Novel cases of SADV are reported in this study also. All three red squirrels that had died from causes other than skin lesions, gastrointestinal lesions or road causalities showed evidence of SADV infection. The two squirrels with severe pediculosis had SADV consistently identified in multiple tissue types, albeit at relatively low levels. The cause of death of these two squirrels was thought to be due to anaemia, secondary to parasitism (Duff et al. 2010; Larose et al. 2010; Simpson et al. 2013b). However, haemorrhage has been reported in 70 % (7/10) of case studies of SADV infection (Martinez-Jimenez et al. 2011). The prevalence of SADV in lice found on infected individuals was 80 % (4/5: 95 % CI, 30–99 %), which combined with the relatively high occurrence of viral DNA in blood (67 % (6/9); 95 % CI 31–91 %) may suggest a potential role of the parasite in pathogen transmission. Additionally, the red squirrel that had pneumonia also showed SADV DNA presence in all tissues analysed. The lung RQ value was the highest recorded in any infected individual (12.52), and, indeed, viral prevalence in lung tissue was relatively common in infected individuals (64 %, 7/11; 95 % CI, 32–88 %) (Fig. 3).

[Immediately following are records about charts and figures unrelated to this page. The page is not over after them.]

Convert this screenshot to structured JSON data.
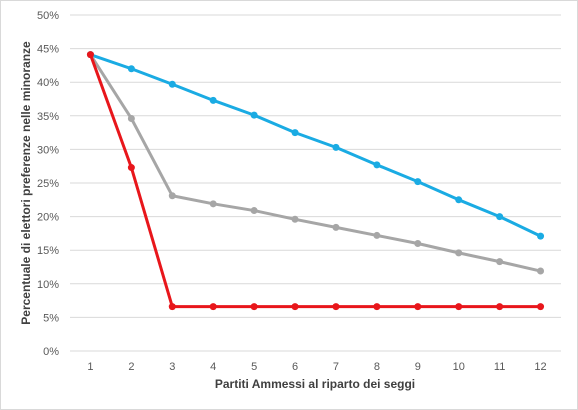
{
  "chart_data": {
    "type": "line",
    "title": "",
    "xlabel": "Partiti Ammessi al riparto dei seggi",
    "ylabel": "Percentuale di elettori preferenze nelle minoranze",
    "x": [
      1,
      2,
      3,
      4,
      5,
      6,
      7,
      8,
      9,
      10,
      11,
      12
    ],
    "x_tick_labels": [
      "1",
      "2",
      "3",
      "4",
      "5",
      "6",
      "7",
      "8",
      "9",
      "10",
      "11",
      "12"
    ],
    "ylim": [
      0,
      50
    ],
    "y_ticks": [
      0,
      5,
      10,
      15,
      20,
      25,
      30,
      35,
      40,
      45,
      50
    ],
    "y_tick_labels": [
      "0%",
      "5%",
      "10%",
      "15%",
      "20%",
      "25%",
      "30%",
      "35%",
      "40%",
      "45%",
      "50%"
    ],
    "grid": "horizontal",
    "legend": "none",
    "series": [
      {
        "color": "#1aabe3",
        "values": [
          44.1,
          42.0,
          39.7,
          37.3,
          35.1,
          32.5,
          30.3,
          27.7,
          25.2,
          22.5,
          20.0,
          17.1
        ]
      },
      {
        "color": "#a6a6a6",
        "values": [
          44.1,
          34.6,
          23.1,
          21.9,
          20.9,
          19.6,
          18.4,
          17.2,
          16.0,
          14.6,
          13.3,
          11.9
        ]
      },
      {
        "color": "#e8161b",
        "values": [
          44.1,
          27.3,
          6.6,
          6.6,
          6.6,
          6.6,
          6.6,
          6.6,
          6.6,
          6.6,
          6.6,
          6.6
        ]
      }
    ]
  }
}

In conclusion, the use of appropriate chemistries and software allowed straightforward development of two multiplex assays that allow fast processing of samples while simultaneously producing more reliable results (and at a reduced cost) than published assays. Increased sensitivity had provided new information about the pathogenesis and epidemiology of the target pathogens. While these new assays have specific benefits for epidemiological investigations into the diseases of squirrels, it is hoped this work will have a wider impact by stimulating development of further multiplex qPCRs that will maximise information collected from investigations into multi-pathogen systems, which are becoming increasingly important as knowledge of co-infection dynamics increases (Telfer et al. 2010).